CÁSSIA ALMEIDA E GERALDA DOCA
Com a mudança na legislação trabalhista, que entrou em vigor em novembro de 2017, a indenização por danos morais para as famílias dos trabalhadores da Vale e de empresas terceirizadas vítimas do rompimento da barragem em Brumadinho poderá ficar limitada a até 50 vezes o salário do funcionário da mina, limite para os danos gravíssimos, conforme o artigo 223. Para a indenização por danos materiais, não há limite. E o governo não pretende alterar esse ponto. Como a reforma tem pouco mais de um ano, alguns juizes podem, no entanto, considerar o artigo inconstitucional e afastar o . teto para cálculo da reparação, dizem especialistas.
Ontem à noite, o número de mortos havia subido para 65. Ainda há279 desaparecidos.
O advogado Luiz Marcelo Góis, do escritório Barbosa Mussnich Aragão (BMA), lembra que o governo Michel Temer chegou a editar medida provisória que excluía acidentes de trabalho com morte do limite para indenização por dano moral:
- A MP da reforma excluía a limitação especificamente para acidente com morte e estabelecia que a indenização ficaria limitada a 50 vezes o teto do INSS (R$ 5.839), para evitar a falta de isonomia.
DIFERENÇA ENTRE AS VÍTIMAS
Quando chegou a hora de a MP ser votada na Câmara, um impasse: houve mais de mil emendas. O governo, então, desistiu, e a MP caducou.
O argumento do governo para não mudar as regras é que a derrubada da MP foi parte de um acordo da gestão anterior com o Senado para não atrasar a votação da reforma. Na Justiça trabalhista, os trabalhadores poderão requerer o pagamento das verbas indenizatórias (direitos trabalhistas, como hora extra e FGTS), por exemplo, e por danos morais. Isso também é possível na esfera cível. Quem não tinha relação de emprego com a Vale, como turistas e donos de pousadas, também pode recorrer à Justiça comum.
A nova legislação prevê ainda que o limite para danos morais pode ser dobrado se houver reincidência, desde que o novo evento envolva as mesmas partes. Góis ressalta, porém, que isso dependerá da interpretação do juiz.

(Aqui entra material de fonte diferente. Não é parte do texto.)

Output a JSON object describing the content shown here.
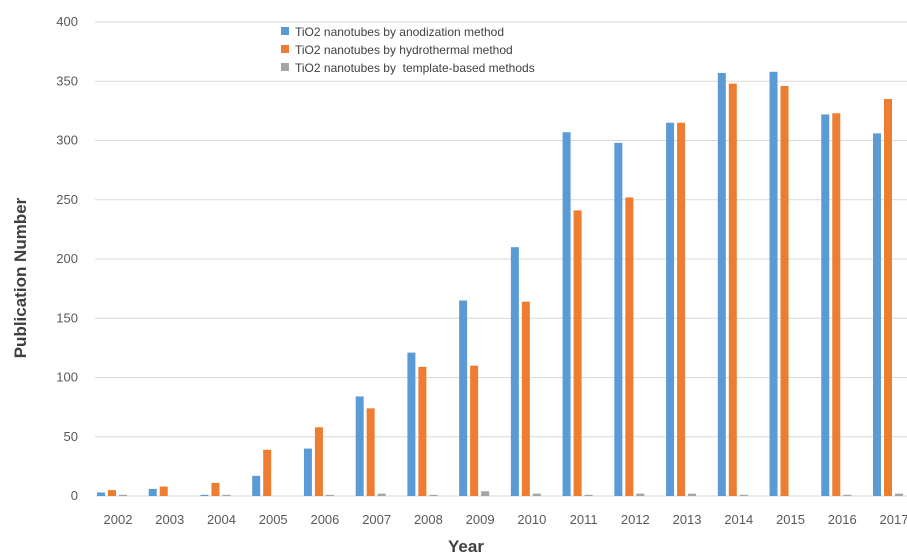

No caso, as minas onde houve os acidentes foram diferentes: Mariana e Brumadinho. Mas o juiz pode entender que, como foi o mesmo tipo de evento, com a mesma empresa, o valor da indenização tem de ser dobrado.
Essa limitação nas reparações por danos morais cria uma situação inusitada: as famílias dos trabalhadores da Vale e terceirizados poderíam receber uma indenização inferior à das famílias dos moradores vítimas do soterramento.
- Os familiares dos hóspedes da pousada, por exemplo, terão as indenizações calculadas pelo juiz, de acordo com a dor, já que não há relações de trabalho - afirmou o procurador-geral do Trabalho, Ronaldo Curado Fleury.
Outro ponto é que o artigo 223 calcula a indenização conforme o salário. Ou seja, quem ganha mais receberá mais.
Uma alternativa aos parentes dos trabalhadores é recorrer à Justiça comum. Mas, segundo Góis, é difícil que esta decida julgar ações de acidentes de trabalho:
- A Justiça comum deve encaminhar para a do Trabalho, declarando-se incompetente para julgar os casos.
A advogada trabalhista Juliana Bracks afirma que, apesar de a lei fixar um teto para as indenizações, o valor da reparação moral pode ser até maior, mesmo na Justiça do Trabalho, dependendo da interpretação do juiz. E ressalta:
- Quando se trata de indenização para parentes, chamado dano em ricochete, não se aplicaria o artigo 223 e sim o direito civil, sem teto.
A Associação Nacional dos Magistrados da Justiça do Trabalho entrou com ação este mês no Supremo Tribunal Federal, pedindo que os artigos sobre dano moral sejam considerados inconstitucionais.